Making Butter Basics

One of our goals in having Icelandic sheep was utilizing their milk for our family. I'm here to tell you that has not gone quit as well as one would hope. Of no fault of the sheep I've found the more I take on with kids, my home, the farm and now at least one other business my milking dreams are definitely on the back burner. But that's just how it goes sometimes. In the meantime until I can buckle down and get back to it we are a part of a local raw milk herd share and I'm sharpening my dairy skills in the kitchen that way.

One of the ewes we milked this year... Reba

The easiest thing to start with is making butter. This is an endeavor I have done with our sheep milk and adored the results. Now I'm teaching my kids and making butter with cows milk.

First a hand or stand mixer is going to save your life and your patience. If you can focus on one monotonous task for hours by all means get a butter churn... or ya know have more kids.

It will get everywhere wether you or the kids are mixing unless you have a guard on your stand mixer



You're going to whip and mix your heavy cream; typically at least 4 cups worth to fill our mold. And keep mixing until you start to see the obvious separation between butter and butter milk. It sort of "breaks".

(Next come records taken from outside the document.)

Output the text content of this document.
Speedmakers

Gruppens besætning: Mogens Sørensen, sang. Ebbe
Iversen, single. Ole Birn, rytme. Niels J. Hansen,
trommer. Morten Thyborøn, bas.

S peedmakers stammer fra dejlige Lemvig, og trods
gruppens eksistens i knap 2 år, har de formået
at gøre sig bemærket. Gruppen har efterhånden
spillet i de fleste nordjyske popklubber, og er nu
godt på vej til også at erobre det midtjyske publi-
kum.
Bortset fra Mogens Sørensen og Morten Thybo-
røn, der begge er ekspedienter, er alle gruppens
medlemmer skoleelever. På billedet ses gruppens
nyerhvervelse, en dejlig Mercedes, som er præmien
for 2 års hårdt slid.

The butter having broken away from the buttermilk

Once this happens you're going to rinse and squeeze out the butter under cold water until it runs clear. I actually do this by plopping the clump of butter in a bread pan to use later.

yay! Can't believe it's butter!

Once it runs clear you can pat it into a round or whatever shape or press it into a seasoned and chilled butter mold.

I like to seal it in our Foodsaver bags and refrigerate or freeze it once it's my desired shape. And this is how we make butter!